As she waited for Molly to pick up the phone, another thought crossed her mind. Would the fire reach the flat? Surely not; it was ten storeys up.

But why hadn’t Molly answered yet?

Suddenly the line went dead.

The phone rang for a short time in Molly’s house, but she wasn’t able to reach it. She was trying desperately to open the window onto the balcony. Her baby, Emanuelle, was in a neoprene sling on her chest.

The security locks wouldn’t budge. Behind her, the sofa was on fire. The tapestry cushions and upholstery were nearly all consumed, and the bare frame was showing through the orange flames like a
Terminator’s skeleton. Thick smoke poured from the foam interior. Outside the room the hall was a wreckage of burning rafters.

Molly had the key in the window lock, but it was stiff and she couldn’t turn it. Emanuelle was crying and coughing, her face scrunched and red. Hot smoke burned the inside of her lungs. It felt like she had sucked in boiling water. It must be even worse for her baby.

The key slipped out of Molly’s fingers. She gave a strangled sob of despair and fell to her knees. Once she was down on the floor, the smoke got even thicker. She coughed, but there was no oxygen, only the choking black smoke and the fumes from the sofa. She could hardly even see Emanuelle’s face barely inches away. She collapsed while the phone rang and rang.

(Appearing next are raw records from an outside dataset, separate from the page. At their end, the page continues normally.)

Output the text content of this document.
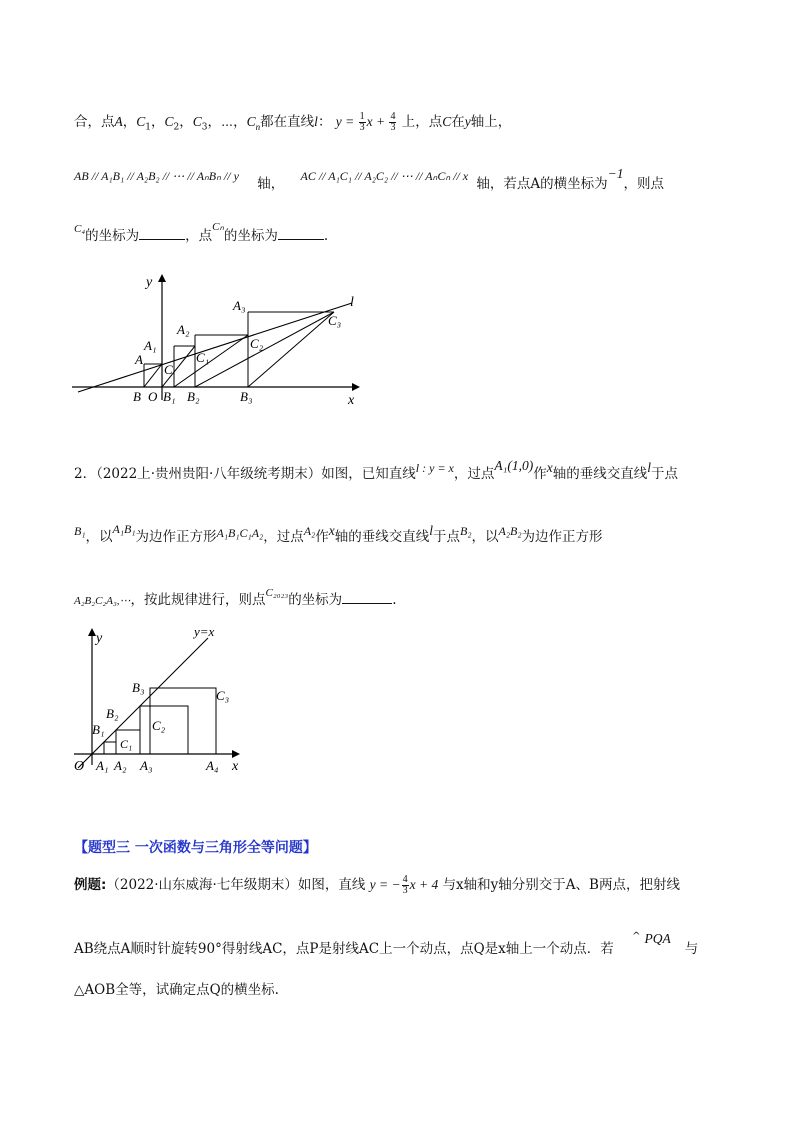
合，点A，$C_1$，$C_2$，$C_3$，⋯，$C_n$都在直线l： $y = \frac{1}{3}$ $x + \frac{4}{3}$ 上，点C在y轴上，
AB // A₁B₁ // A₂B₂ // ⋯ // AₙBₙ // y 轴， AC // A₁C₁ // A₂C₂ // ⋯ // AₙCₙ // x 轴，若点A的横坐标为−1，则点
$^{C_4}$的坐标为	，点$^{C_n}$的坐标为	.
y
x
l
A
A₁
A₂
A₃
B O B₁ B₂	B₃
C
C₁
C₂
C₃
2．（2022上·贵州贵阳·八年级统考期末）如图，已知直线l : y = x，过点A₁(1,0)作x轴的垂线交直线l于点
B₁，以A₁B₁为边作正方形A₁B₁C₁A₂，过点A₂作x轴的垂线交直线l于点B₂，以A₂B₂为边作正方形
A₂B₂C₂A₃,⋯，按此规律进行，则点$^{C_{2023}}$的坐标为	.
y	y=x
B₃
C₃
B₂
C₂
B₁
C₁
O A₁ A₂ A₃	A₄ x
【题型三 一次函数与三角形全等问题】
例题:（2022·山东威海·七年级期末）如图，直线 y = − $\frac{4}{3}$ x + 4 与x轴和y轴分别交于A、B两点，把射线
AB绕点A顺时针旋转90°得射线AC，点P是射线AC上一个动点，点Q是x轴上一个动点．若 ^ PQA与
△AOB全等，试确定点Q的横坐标.
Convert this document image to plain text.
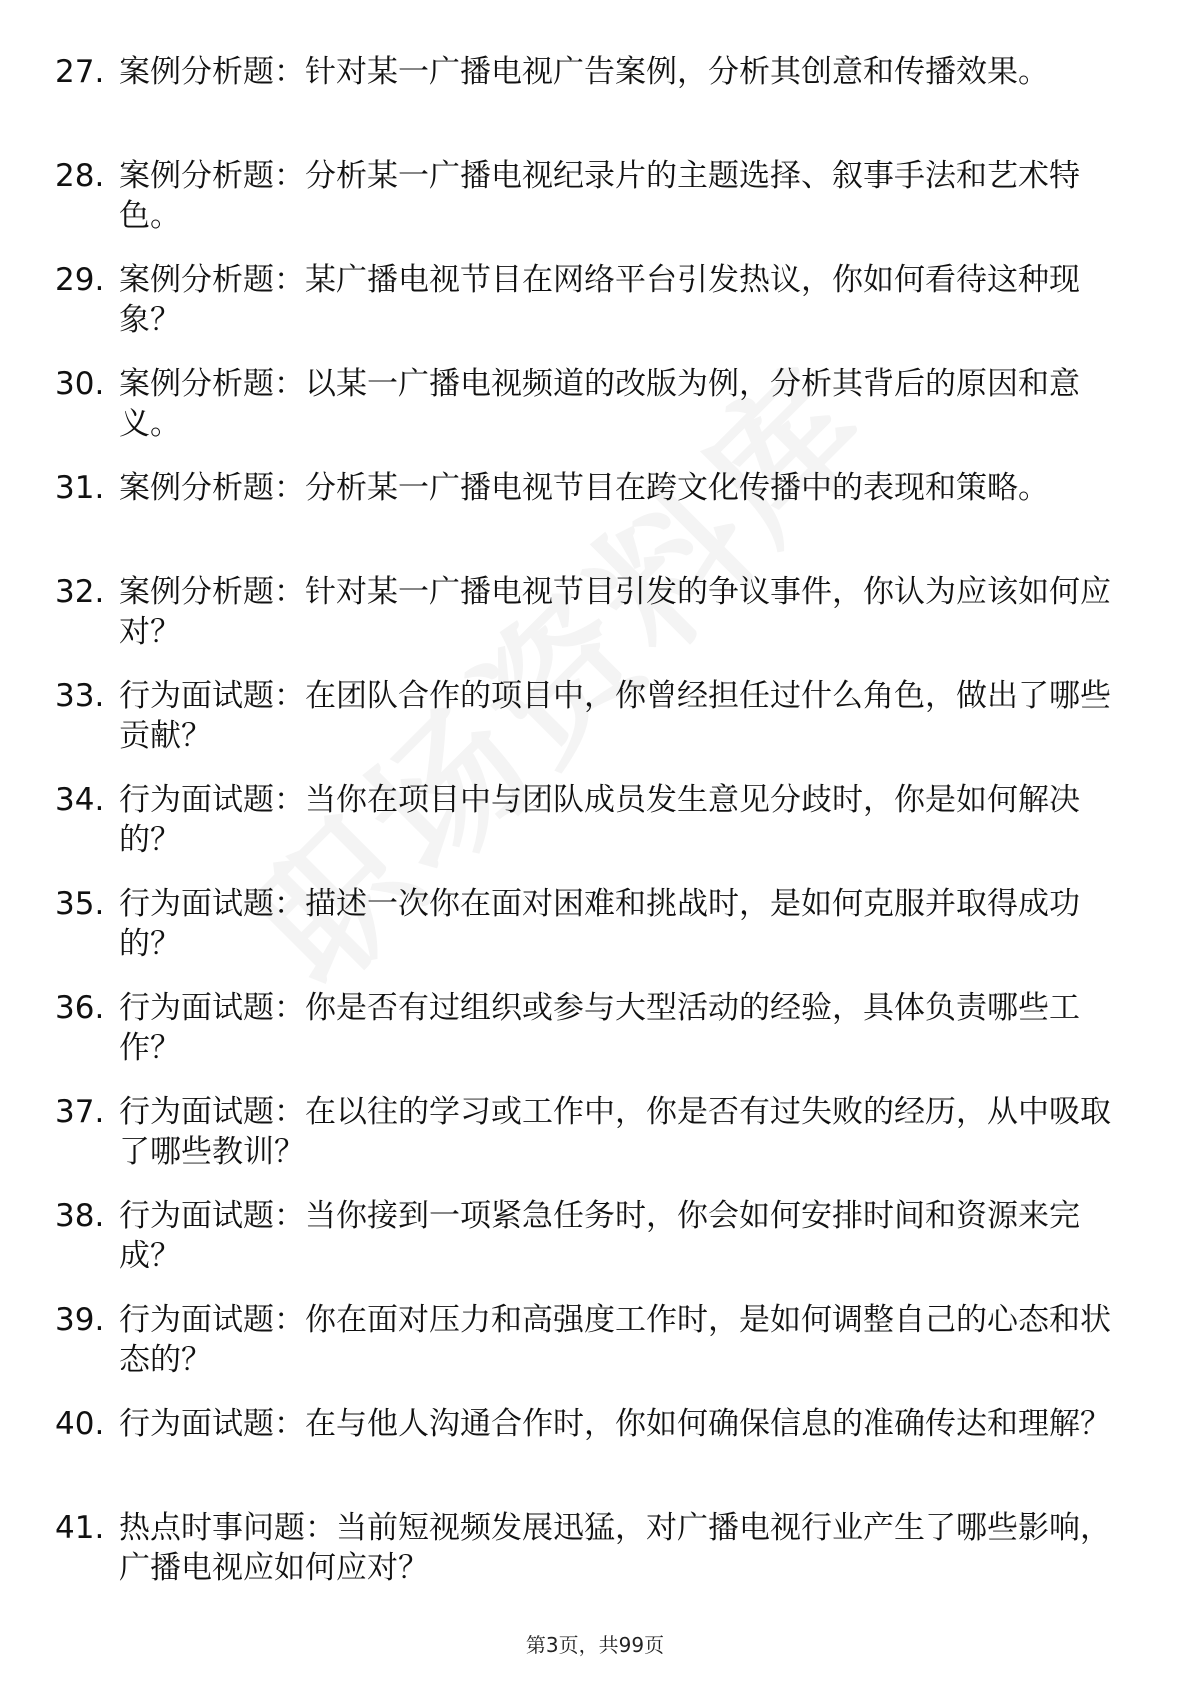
27. 案例分析题：针对某一广播电视广告案例，分析其创意和传播效果。
28. 案例分析题：分析某一广播电视纪录片的主题选择、叙事手法和艺术特色。
29. 案例分析题：某广播电视节目在网络平台引发热议，你如何看待这种现象？
30. 案例分析题：以某一广播电视频道的改版为例，分析其背后的原因和意义。
31. 案例分析题：分析某一广播电视节目在跨文化传播中的表现和策略。
32. 案例分析题：针对某一广播电视节目引发的争议事件，你认为应该如何应对？
33. 行为面试题：在团队合作的项目中，你曾经担任过什么角色，做出了哪些贡献？
34. 行为面试题：当你在项目中与团队成员发生意见分歧时，你是如何解决的？
35. 行为面试题：描述一次你在面对困难和挑战时，是如何克服并取得成功的？
36. 行为面试题：你是否有过组织或参与大型活动的经验，具体负责哪些工作？
37. 行为面试题：在以往的学习或工作中，你是否有过失败的经历，从中吸取了哪些教训？
38. 行为面试题：当你接到一项紧急任务时，你会如何安排时间和资源来完成？
39. 行为面试题：你在面对压力和高强度工作时，是如何调整自己的心态和状态的？
40. 行为面试题：在与他人沟通合作时，你如何确保信息的准确传达和理解？
41. 热点时事问题：当前短视频发展迅猛，对广播电视行业产生了哪些影响，广播电视应如何应对？
第3页，共99页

The flames reached the phone cables, shrivelling them like burning hair. The ringing stopped and the LCD display in the phone station blistered in the heat.

By then the fire had spread to the building next door to Molly’s …

* * *

The pall of smoke drifted across the city. The botanical gardens, which Engine 33 had fought so hard to save, went up like a bonfire. Wanasri and her crew couldn’t save it now; they were tied up with other fires. Every fire engine in the city was out on a call, fighting flash blazes. They worked fast, but the fires travelled faster.